CMV has been identified in the genital tracts of 11-28% of women close to term and in breast milk of 10-20% of mothers who are breastfeeding. More than 50% of exposed infants become infected, but development of pneumonia is uncommon.
U urealyticum colonizes the genital tract of 40-80% of pregnant women (with risk factors similar to those for C trachomatis) and the mucous membranes of 16% of newborns with low birthweight and 8-11% of infants who weigh more than 2500 g at birth. How frequently U urealyticum causes pneumonia remains unclear.
Other common causative agents associated with seasonal or epidemic occurrences include respiratory syncytial virus (RSV), parainfluenza, human bocavirus, human metapneumovirus, and adenovirus. These organisms cause APS, as well as more typical bronchiolitis, pneumonia, pneumonitis, laryngotracheobronchitis, and conjunctivitis/pharyngitis. In contrast to the vertically transmitted etiologies, these viruses cause highly contagious infections that are horizontally transmitted. RSV infection is the most commonly identified cause of pneumonia (typically febrile) in neonates and infants younger than 6 months (79% of cases) in the United States. This frequency may be artificially elevated because of the ease with which this diagnosis can be made.
P jiroveci is increasingly being recognized as a cause of APS. Among newborns and infants, P jiroveci appears to cause asymptomatic infection more commonly than it causes any recognizable disease. The extent to which human bocavirus, human metapneumovirus, and S negevensis (a Chlamydia -like organism) cause APS will be determined as they become more easily identified in the clinical setting.
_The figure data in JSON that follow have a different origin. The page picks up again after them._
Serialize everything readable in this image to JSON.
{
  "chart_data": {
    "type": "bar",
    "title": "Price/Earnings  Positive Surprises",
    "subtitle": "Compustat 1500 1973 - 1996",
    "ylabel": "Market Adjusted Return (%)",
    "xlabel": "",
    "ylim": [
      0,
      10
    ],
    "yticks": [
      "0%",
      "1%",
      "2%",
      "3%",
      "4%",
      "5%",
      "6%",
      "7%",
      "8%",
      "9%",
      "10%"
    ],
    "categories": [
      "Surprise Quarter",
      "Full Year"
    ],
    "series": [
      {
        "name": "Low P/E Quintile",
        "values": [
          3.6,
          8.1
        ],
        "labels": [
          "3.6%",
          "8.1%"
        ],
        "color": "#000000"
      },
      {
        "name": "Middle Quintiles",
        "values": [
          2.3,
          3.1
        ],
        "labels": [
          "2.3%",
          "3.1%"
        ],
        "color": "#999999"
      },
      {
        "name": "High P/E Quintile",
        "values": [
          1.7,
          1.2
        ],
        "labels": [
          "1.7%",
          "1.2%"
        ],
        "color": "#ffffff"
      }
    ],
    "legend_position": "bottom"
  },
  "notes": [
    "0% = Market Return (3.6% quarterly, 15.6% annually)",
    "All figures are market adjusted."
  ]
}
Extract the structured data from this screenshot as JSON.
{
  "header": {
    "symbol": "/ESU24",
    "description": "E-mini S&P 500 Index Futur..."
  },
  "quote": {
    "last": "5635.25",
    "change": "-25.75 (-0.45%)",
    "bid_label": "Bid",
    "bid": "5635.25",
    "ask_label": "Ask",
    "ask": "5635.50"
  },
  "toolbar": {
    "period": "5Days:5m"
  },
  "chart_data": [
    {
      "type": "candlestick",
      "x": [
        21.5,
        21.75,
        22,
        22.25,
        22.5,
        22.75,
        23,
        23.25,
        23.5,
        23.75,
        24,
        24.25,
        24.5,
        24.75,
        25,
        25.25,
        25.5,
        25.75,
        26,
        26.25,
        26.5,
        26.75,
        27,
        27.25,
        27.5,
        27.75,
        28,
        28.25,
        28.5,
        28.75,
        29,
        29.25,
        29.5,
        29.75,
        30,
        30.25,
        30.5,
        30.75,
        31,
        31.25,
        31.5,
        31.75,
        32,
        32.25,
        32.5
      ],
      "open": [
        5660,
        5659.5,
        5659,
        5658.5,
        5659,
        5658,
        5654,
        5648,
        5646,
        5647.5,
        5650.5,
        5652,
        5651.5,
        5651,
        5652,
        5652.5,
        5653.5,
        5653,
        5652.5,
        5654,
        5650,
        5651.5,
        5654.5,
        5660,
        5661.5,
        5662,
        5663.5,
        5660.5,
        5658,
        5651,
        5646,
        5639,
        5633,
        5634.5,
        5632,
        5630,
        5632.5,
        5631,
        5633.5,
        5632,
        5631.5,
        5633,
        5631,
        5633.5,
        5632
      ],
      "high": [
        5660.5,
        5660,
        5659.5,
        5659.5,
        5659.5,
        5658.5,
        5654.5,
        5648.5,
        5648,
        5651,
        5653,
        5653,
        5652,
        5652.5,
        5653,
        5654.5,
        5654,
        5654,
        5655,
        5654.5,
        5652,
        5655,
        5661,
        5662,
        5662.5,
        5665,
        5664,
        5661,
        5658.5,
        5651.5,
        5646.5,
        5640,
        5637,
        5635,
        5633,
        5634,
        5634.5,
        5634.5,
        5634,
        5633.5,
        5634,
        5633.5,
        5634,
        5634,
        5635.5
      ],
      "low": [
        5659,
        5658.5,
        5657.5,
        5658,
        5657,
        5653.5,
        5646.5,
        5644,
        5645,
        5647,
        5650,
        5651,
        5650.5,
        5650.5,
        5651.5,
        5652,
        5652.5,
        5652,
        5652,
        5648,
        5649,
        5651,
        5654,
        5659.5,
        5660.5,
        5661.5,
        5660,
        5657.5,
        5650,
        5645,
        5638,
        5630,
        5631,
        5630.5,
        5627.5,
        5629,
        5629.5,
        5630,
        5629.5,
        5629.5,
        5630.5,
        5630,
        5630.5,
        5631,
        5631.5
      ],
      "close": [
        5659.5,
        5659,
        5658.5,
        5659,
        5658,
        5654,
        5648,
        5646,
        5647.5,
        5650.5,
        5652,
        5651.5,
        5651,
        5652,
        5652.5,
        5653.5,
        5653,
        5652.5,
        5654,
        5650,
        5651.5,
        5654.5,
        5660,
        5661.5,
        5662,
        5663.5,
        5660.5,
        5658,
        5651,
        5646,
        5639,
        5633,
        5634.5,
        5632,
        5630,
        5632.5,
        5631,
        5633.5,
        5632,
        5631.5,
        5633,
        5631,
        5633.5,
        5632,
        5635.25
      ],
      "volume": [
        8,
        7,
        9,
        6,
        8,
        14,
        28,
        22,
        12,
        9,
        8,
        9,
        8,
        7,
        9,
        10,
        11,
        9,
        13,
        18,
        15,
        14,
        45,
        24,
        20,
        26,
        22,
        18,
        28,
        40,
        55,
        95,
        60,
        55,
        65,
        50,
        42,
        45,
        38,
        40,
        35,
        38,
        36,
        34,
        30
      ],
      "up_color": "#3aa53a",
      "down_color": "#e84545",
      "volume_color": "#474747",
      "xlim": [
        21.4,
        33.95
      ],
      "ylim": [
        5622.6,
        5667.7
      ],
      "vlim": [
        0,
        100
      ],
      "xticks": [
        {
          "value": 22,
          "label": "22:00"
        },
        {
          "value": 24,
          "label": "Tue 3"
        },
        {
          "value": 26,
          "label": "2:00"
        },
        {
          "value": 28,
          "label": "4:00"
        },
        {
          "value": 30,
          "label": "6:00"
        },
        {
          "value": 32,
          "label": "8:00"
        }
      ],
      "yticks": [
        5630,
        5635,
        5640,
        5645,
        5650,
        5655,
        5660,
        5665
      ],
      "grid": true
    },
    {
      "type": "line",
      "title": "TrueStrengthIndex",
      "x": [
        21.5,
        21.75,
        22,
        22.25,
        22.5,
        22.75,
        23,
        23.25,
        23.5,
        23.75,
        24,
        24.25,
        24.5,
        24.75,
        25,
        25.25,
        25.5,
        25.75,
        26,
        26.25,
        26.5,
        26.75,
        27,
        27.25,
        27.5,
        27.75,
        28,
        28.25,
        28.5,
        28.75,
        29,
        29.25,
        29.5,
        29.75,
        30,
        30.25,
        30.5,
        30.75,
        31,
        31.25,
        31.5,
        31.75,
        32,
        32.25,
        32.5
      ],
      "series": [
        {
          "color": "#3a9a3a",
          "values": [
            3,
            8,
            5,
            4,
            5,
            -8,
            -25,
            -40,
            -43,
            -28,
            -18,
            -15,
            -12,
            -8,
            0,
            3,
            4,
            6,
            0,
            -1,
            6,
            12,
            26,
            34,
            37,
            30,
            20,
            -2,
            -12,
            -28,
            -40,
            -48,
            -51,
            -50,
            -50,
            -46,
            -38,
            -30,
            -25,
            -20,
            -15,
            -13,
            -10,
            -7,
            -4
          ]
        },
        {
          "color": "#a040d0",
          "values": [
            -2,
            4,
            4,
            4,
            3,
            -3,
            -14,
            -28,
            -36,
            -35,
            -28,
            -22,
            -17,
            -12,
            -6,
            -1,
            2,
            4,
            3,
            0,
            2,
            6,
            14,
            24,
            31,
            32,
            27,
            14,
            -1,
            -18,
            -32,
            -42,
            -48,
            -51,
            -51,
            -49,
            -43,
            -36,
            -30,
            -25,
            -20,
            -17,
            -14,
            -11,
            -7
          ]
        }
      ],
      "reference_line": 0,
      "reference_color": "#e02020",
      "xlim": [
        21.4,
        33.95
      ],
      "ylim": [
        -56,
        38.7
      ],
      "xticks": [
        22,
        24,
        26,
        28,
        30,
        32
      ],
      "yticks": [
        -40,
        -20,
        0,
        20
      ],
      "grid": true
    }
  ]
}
The frequency of APS is unknown. Vertically transmitted APS is more common among children of lower socioeconomic status and those who have the risk factors listed above. All APS infections tend to be more common in regions where crowding and poor hygiene predominate.
APS is generally a benign and self-limiting disease. However, one long-term follow-up study showed a 3.4% mortality rate among 205 infants younger than 3 months who had APS.  In the study, 46% of infants who survived experienced one or more episodes of wheezing by age 4 years, and 15% of infants had persistently abnormal chest radiographic findings for at least 12 months.
Of children with APS who were monitored for 5 years, 60% had abnormal pulmonary function test results. Abnormal results occurred irrespective of prematurity, atopy, or the etiologic agent associated with the APS. Evidence indicates that respiratory infections in infancy predispose patients to obstructive airway disease later in life.
Immediate prognosis is good for more than 95% of affected infants, although long-term prognosis for significant morbidity is high. Following a 5-year follow-up period, 60% of infants have abnormal pulmonary function test findings. More than one half of infants with chlamydial pneumonitis have obstructive airway disease and physician-diagnosed asthma by age 7 years.